Partners, Customers Fire Back Over Azure Outage Explanation
“Better late than never” may be good words to live by, but be careful as to how late you are. This week, Microsoft is finding out the hard way after its Azure team finally outlined what caused the service outage a month ago.
As Jason Zander, corporate vice president for the Microsoft Azure team, noted in a blog post, the service interruption of Azure Storage can be chalked up to user error. A software change meant to improve the performance of the cloud storage service was implemented, but things didn’t go as planned. The issue came down to two things, according to Zander.
First, “The standard flighting deployment policy of incrementally deploying changes across small slices was not followed.” And second, “Although validation in test and pre-production had been done against Azure Table storage Front-Ends, the configuration switch was incorrectly enabled for Azure Blob storage Front-Ends.”
So basically: User error. You can read the full details of the incident at the Azure blog.
Although it’s good to see Microsoft finally providing some more detail on what went wrong, the delay in analyzing the issue and getting that information out to partners and customers was longer than expected. Partners and customers lambasted Microsoft for its lack of communications while also praising Microsoft for coming clean.
A user going by dotnetchris thanked Zander for the full explanation, but noted, “I’m sure many will be displeased it took a full 30 days for MIcrosoft to properly communicate what occurred. I hope that lessons will be learned from this and these mistakes regarding communication not repeated.”

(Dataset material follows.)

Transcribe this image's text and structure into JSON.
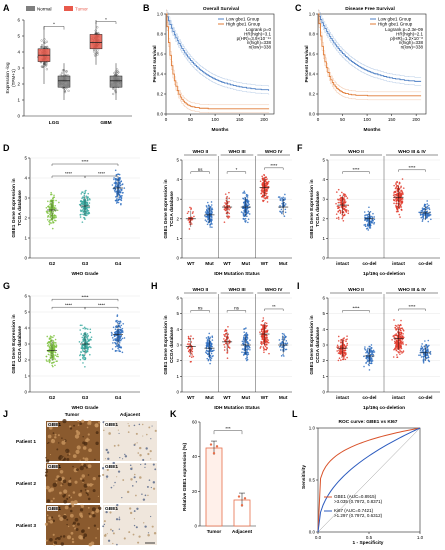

The user said Microsoft’s reporting channels are “severely lacking” and that it is “a critical issue and needs resolved immediately. This is an issue that has existed for years.”
Members of the Microsoft Azure team attempted to defend actions, explaining it had used Twitter to get the word out, but user Qix offered a rebuttal: “You tweeted people? Nobody saw a tweet until after service was restored.”
Outages happen. They’re not pleasant. They’re not pretty. And they’re frequently in breach of service-level agreements (SLAs) that have been put in place. The cloud still fares rather well when compared to a lot of traditional IT systems. But communication is still sometimes lacking, and cloud services providers would do well to remember that their customers and partners expect to be informed sooner rather than later.